1) Does the UK still charge protectionist import taxes (tariffs) on non-EU imports and send the proceeds to Brussels?

If the answer is “yes”, the UK hasn’t left the EU.

2) Has the UK paid or is it continuing to pay money to the EU in return for trade?

If “yes”, we are unlikely to have left.

3) Has the UK regained control of its fishing waters?

If “no”, we haven’t left.

4) Is the UK still subject to European laws?

If “yes”, we haven’t left.

“As regards Wetherspoon, sales continue to grow strongly, although ‘comparatives’ are now tougher.
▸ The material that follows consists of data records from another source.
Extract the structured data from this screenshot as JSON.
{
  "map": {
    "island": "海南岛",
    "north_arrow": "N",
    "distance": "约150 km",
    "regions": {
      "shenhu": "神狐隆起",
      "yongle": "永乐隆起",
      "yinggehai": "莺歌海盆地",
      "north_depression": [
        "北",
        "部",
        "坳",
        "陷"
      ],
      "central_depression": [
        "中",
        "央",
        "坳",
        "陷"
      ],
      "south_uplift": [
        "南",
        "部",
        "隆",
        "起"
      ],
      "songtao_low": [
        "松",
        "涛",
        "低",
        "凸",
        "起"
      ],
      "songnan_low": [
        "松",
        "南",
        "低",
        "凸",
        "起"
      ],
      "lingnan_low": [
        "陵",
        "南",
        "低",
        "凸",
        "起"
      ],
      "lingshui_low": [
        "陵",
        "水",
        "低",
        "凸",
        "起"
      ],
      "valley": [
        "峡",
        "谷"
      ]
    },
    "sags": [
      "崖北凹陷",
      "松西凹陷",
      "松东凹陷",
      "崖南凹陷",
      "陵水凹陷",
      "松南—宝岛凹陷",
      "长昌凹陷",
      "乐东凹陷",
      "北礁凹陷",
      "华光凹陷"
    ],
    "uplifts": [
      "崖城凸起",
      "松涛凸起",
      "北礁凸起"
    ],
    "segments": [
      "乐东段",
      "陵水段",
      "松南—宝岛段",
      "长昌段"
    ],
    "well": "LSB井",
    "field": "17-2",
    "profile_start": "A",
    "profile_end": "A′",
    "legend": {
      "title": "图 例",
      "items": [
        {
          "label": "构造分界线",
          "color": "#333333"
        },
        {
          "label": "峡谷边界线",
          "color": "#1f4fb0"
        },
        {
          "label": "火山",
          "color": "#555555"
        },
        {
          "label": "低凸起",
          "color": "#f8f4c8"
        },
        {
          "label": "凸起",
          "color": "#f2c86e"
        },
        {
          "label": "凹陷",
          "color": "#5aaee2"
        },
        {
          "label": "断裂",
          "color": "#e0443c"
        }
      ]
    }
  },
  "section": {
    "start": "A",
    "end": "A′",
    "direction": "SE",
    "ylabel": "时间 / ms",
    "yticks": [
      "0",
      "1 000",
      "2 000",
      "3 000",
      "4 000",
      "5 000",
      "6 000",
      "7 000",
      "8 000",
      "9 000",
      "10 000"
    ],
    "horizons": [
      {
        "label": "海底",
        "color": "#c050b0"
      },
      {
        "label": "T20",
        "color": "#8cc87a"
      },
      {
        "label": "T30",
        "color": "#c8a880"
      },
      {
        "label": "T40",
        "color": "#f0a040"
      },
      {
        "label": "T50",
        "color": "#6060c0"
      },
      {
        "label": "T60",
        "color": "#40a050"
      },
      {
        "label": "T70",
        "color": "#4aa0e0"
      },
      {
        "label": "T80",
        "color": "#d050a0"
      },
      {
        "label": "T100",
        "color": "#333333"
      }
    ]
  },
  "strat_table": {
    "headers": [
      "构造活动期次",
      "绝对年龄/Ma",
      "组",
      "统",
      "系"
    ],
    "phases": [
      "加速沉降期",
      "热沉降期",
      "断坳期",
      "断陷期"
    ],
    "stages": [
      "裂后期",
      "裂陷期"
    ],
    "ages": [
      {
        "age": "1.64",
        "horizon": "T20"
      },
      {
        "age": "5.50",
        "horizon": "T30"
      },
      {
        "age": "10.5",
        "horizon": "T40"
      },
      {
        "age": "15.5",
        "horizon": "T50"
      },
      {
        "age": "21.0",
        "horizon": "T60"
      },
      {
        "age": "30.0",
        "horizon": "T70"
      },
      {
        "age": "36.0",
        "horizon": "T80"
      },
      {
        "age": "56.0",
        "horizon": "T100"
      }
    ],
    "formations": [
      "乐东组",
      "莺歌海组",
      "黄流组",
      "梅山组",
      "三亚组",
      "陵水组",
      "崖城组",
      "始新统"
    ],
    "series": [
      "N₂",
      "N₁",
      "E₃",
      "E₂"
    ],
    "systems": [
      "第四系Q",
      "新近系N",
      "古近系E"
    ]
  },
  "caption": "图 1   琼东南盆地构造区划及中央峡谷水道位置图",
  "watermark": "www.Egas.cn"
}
“As has been widely reported, unemployment is at a record low, putting upward pressure on wages. As a result, Wetherspoon is increasing pay of our staff starting from this week.

“Having had several recent years of record profits, we are not immediately seeking to recoup these increased costs through higher pricing or ‘mitigation’, but will review that during the year.

“It is difficult to be too precise at this early stage of the current financial year, but we now expect a trading outcome slightly below that achieved in the previous financial year. We will provide further updates on our trading as we progress through the year.”